This week featured a hearing on another of the renewable energy bills moving through the Nevada Legislature this session. If passed and enacted, AB 206 will raise Nevada’s renewable portfolio standard (RPS) to 50% by 2030 and 80% by 2040. What does this mean for the planet? And what does this mean for your electric bill?

AB 206 finally got its day in the sun… And by sun, I mean the Assembly Commerce and Labor Energy Subcommittee. Why was it there? Bill sponsor and Energy Subcommittee Chair Chris Brooks (D-Las Vegas) explained as succinctly as possible.

“Technology moves fast. Utility planning doesn’t.” – Assembly Member Chris Brooks

29 states now have renewable portfolio standards that require utility companies to sell a certain amount of renewable energy to customers. In October 2015, California reclaimed its national leader status when Governor Jerry Brown (D) signed SB 350 to set a RPS of 50% renewable energy by 2030. AB 206 doesn’t just match California’s RPS, but exceeds Hawaii’s 2040 target by setting a 80% by 2040 RPS.
This ambitious goal was cited by detractors as a reason not to pass AB 206. Assembly Member Paul Anderson (R-Las Vegas) took the issue head-on when he asked Brooks, “How much capacity do we have to build to meet the 50% goal?” Brooks didn’t hesitate to note Nevada’s leadership in renewable energy development. He also cited rising investment and falling costs in renewable energy production.

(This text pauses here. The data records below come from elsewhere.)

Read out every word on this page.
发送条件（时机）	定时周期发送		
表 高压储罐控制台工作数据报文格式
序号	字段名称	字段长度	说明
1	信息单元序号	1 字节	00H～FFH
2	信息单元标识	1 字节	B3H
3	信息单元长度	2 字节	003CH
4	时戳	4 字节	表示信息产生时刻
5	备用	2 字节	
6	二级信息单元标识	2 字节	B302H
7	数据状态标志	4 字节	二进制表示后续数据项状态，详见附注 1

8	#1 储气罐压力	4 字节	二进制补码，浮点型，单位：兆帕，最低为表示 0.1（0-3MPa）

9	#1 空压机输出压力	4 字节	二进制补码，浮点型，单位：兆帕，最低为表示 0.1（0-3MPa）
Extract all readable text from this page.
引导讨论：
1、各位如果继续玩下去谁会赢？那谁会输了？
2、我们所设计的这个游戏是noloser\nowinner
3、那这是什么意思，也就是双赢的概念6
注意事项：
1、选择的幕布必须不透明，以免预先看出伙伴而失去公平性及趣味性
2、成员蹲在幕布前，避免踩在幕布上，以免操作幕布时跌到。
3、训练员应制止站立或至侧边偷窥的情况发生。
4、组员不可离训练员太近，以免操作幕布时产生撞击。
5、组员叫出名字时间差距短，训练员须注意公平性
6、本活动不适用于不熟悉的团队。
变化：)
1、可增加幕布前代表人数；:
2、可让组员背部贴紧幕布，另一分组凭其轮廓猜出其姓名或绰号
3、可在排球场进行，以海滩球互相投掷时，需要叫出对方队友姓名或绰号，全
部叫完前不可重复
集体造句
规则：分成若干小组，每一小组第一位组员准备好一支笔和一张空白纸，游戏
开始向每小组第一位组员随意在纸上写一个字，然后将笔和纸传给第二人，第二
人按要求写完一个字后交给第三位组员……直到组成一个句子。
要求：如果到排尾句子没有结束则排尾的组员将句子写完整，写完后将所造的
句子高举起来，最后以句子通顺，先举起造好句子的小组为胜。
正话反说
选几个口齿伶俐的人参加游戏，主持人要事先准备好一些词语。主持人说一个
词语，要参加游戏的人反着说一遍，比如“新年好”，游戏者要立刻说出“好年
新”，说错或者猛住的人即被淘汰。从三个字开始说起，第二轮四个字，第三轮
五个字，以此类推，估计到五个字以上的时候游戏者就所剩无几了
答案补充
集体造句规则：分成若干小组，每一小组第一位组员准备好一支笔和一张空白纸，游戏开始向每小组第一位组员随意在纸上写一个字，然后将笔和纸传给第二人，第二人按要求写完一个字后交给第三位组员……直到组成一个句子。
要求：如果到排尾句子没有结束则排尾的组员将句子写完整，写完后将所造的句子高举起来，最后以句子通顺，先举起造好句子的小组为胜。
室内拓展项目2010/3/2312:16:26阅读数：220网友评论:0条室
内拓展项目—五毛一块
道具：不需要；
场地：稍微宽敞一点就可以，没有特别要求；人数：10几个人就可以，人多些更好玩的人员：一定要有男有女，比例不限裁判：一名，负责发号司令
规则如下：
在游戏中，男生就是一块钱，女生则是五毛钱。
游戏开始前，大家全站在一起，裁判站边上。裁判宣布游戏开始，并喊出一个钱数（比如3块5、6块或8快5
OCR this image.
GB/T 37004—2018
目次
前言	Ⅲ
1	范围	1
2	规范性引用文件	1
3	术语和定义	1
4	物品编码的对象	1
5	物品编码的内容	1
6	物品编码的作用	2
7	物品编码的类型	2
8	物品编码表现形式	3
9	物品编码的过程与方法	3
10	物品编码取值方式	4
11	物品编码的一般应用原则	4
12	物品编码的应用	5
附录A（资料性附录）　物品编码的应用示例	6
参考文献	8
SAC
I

“It would have a positive impact on the economy, on economic development and cost-per-unit.” – Assembly Member Chris Brooks

The hearing was interrupted in Las Vegas by a mandatory evacuation of the Grant Sawyer State Building. Once police determined there were no bombs on premises, attendees were allowed to return to legislative hearings on the fourth floor.
Upon reconvening the AB 206 hearing, Clean Energy Project’s Jennifer Taylor reminded legislators of the importance of this bill. “This energy policy matters as Governor Sandoval works to develop ‘The New Nevada’.” Governor Brian Sandoval’s (R) administration has cited renewable energy as a key sector for economic diversification. Sandoval has also moved to change course after a widely panned Public Utilities Commission decision in December 2015 to end retail net metering for rooftop solar.
AB 206 is part of the #RenewNV portfolio of renewable energy and climate action bills this legislative session. Just hours before this hearing, the Assembly introduced AB 270 to restore retail net metering for all rooftop solar customers. Additional renewable energy bills have already been moving through the Nevada Legislature.